«Эра милосердия». Парадокс гуманизма в советском искусстве 2-й половины 1950-х годов
Ситуация, которая сложилась сегодня вокруг отечественного искусства 1930-1950-х годов, более чем неоднозначна. Можно ли смотреть на полотна советских художников без гнева и отвращения, стоит ли им сочувствовать? Безусловно, на это искусство совсем нетрудно и удобно наклеить тоталитарный ярлык, что значительно занижает планку исторической компетентности, очевидно необходимой всему, что пишется современными исследователями о соцреализме. 10 ноября 2016 года в рамках работы конференции «Дискурсы авангарда в советском официальном искусстве 2-й половины ХХ века» (Российская Академия Художеств) был заслушан доклад искусствоведа, одного из организаторов данного мероприятия, Андрея Епишина. Стоит отметить, что докладчик старался сохранить максимально отстраненное отношение и не ограничивать свое исследования попытками обосновать или реставрировать политическую актуальность избранных им произведений.
При первом приближении к проблематике официального советского искусства 1950-х годов становится очевидным стабильное равнодушие и неприязнь современного зрителя к этому искусству. Последнее вовсе неудивительно. В первую очередь всплывает вопрос о власти социалистического канона, об отлучения от западных институций и выставочных практик, то есть от тесных контактов с мировым художественным процессом, и как следствие безнадежное отставание отечественного искусства на пути общемирового развития. Такой неутешительный итог, казалось, был предрешен самим ходом отечественной истории искусства. Бытие раннесоветского мифа вопреки чаяньям не возобладало над реальностью и не изменило ее. Советская живопись оказалась только относительным расширением предметных задач на основе старых нормативных стремлений позднепередвижнической школы. Тема революционной борьбы, служившая основным смысловым и сюжетным стержнем произведений предреволюционного и октябрьского искусства, исчерпалась в силу объективных историко-политических обстоятельств еще к началу 1930-х годов. Радикальная смена идеологической парадигмы вскрыла взаимоисключающие смыслы нового официального искусства, а концепция «светлого будущего» потерпела крах не только на практике, но и в самой теории. Затем страна погрузилась во Вторую мировую войну, победа в которой мало что изменила в советском эстетическом пространстве: большой стиль казалось, законсервировался, зациклился на себе самом. Развиваться ему было некуда, и он ограничился самоповторами, принципиально не реагируя на ситуацию «восстановления модернизма» и превращения авангарда в новую классику середины века на Западе.

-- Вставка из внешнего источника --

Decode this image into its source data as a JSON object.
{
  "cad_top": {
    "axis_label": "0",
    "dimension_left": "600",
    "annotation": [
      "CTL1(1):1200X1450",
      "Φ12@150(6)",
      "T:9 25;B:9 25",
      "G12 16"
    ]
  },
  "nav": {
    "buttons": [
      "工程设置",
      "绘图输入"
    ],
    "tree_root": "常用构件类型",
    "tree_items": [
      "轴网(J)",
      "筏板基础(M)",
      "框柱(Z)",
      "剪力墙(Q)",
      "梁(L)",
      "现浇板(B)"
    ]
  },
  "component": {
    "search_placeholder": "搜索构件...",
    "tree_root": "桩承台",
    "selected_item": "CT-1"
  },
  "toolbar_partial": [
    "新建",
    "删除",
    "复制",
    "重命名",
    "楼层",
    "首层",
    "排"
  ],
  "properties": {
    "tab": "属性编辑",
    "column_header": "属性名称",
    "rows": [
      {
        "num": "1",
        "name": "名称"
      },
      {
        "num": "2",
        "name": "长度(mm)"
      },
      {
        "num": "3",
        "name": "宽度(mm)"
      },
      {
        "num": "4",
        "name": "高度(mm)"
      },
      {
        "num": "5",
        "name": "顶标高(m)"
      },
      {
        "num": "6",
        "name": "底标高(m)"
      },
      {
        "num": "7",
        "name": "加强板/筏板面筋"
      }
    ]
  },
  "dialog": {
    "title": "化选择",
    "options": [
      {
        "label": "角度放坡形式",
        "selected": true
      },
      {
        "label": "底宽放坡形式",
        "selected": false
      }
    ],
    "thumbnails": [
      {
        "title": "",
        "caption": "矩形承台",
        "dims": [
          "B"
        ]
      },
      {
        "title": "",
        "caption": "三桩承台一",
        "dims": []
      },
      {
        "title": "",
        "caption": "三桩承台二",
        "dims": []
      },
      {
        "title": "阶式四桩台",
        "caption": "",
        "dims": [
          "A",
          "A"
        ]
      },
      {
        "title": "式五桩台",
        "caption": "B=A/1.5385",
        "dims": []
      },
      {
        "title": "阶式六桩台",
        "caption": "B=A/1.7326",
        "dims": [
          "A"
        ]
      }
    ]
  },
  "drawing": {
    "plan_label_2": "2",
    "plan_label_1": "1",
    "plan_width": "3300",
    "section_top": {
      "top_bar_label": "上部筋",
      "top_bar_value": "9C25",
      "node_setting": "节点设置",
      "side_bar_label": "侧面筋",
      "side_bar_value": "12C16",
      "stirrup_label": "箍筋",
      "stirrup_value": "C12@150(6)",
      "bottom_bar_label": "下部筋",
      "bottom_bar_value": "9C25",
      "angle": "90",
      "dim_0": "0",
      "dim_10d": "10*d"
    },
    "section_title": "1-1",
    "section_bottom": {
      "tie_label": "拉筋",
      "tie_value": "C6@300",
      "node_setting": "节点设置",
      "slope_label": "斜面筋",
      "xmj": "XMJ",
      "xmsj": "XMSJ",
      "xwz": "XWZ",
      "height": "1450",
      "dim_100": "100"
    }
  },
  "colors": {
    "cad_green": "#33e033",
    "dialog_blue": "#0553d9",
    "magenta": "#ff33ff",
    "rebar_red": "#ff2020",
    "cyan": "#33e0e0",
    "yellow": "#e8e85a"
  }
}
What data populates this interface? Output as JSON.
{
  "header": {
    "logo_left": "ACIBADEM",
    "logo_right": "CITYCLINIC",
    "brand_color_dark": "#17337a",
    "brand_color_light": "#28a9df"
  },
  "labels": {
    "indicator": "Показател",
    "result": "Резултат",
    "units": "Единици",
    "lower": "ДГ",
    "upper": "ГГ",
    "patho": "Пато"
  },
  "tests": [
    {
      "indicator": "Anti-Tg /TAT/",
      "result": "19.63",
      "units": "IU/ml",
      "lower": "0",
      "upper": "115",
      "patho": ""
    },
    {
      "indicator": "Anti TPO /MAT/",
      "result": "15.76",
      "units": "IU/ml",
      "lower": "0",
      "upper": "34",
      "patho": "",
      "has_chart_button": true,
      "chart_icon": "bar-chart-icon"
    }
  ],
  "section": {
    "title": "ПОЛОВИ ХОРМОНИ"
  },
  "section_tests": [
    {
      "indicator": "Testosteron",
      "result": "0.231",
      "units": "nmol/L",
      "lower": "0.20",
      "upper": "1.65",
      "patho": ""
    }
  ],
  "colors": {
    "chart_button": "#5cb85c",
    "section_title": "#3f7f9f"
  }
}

На первый взгляд, диспозиция ясна: тоталитарная стагнация, самоисчерпание с одной стороны и бурное развитие демократической западной культуры, с другой.

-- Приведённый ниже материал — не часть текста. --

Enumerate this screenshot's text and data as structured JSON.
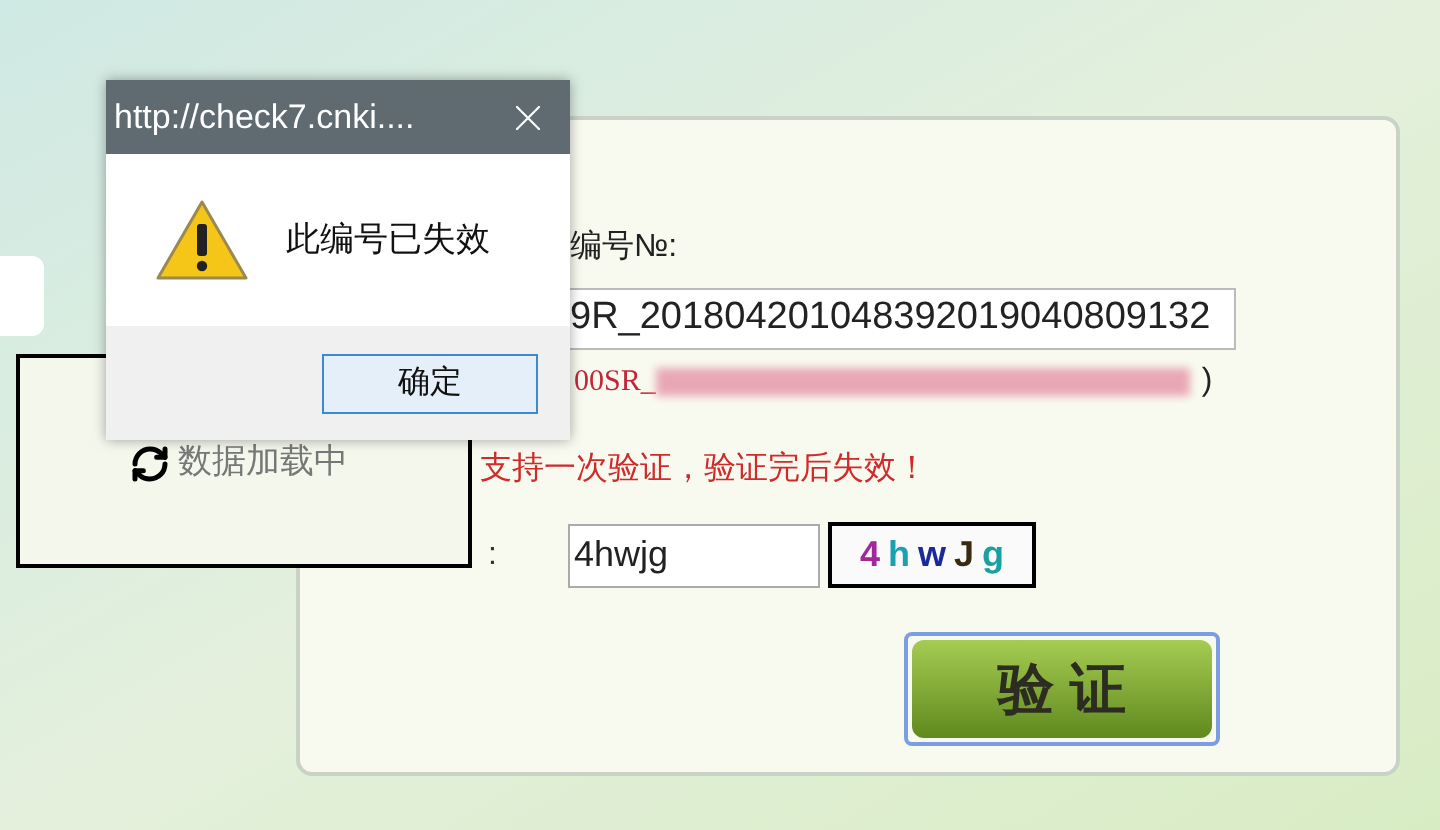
{
  "dialog": {
    "title": "http://check7.cnki....",
    "message": "此编号已失效",
    "ok_button": "确定"
  },
  "loading": {
    "text": "数据加载中"
  },
  "form": {
    "number_label": "编号№:",
    "number_value": "9R_201804201048392019040809132",
    "example_prefix": "00SR_",
    "example_close": ")",
    "warning": "支持一次验证，验证完后失效！",
    "captcha_label": ":",
    "captcha_value": "4hwjg",
    "captcha_image": "4hwJg",
    "submit_button": "验 证"
  }
}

Стоит раскрыть каталоги советских выставок тех лет, как в глаза бросаются красноречивые, полные ритуального оптимизма названия картин: «Колхозное изобилие», «Всенародный праздник», «Поздравление героини», «Указ о награждении» и тому подобное. Однако первая же осознанная попытка исследовать материал искусства как нечто целостное, проникнутое общими интенциями, позволяет увидеть более сложную и парадоксальную художественную картину 1950-х годов.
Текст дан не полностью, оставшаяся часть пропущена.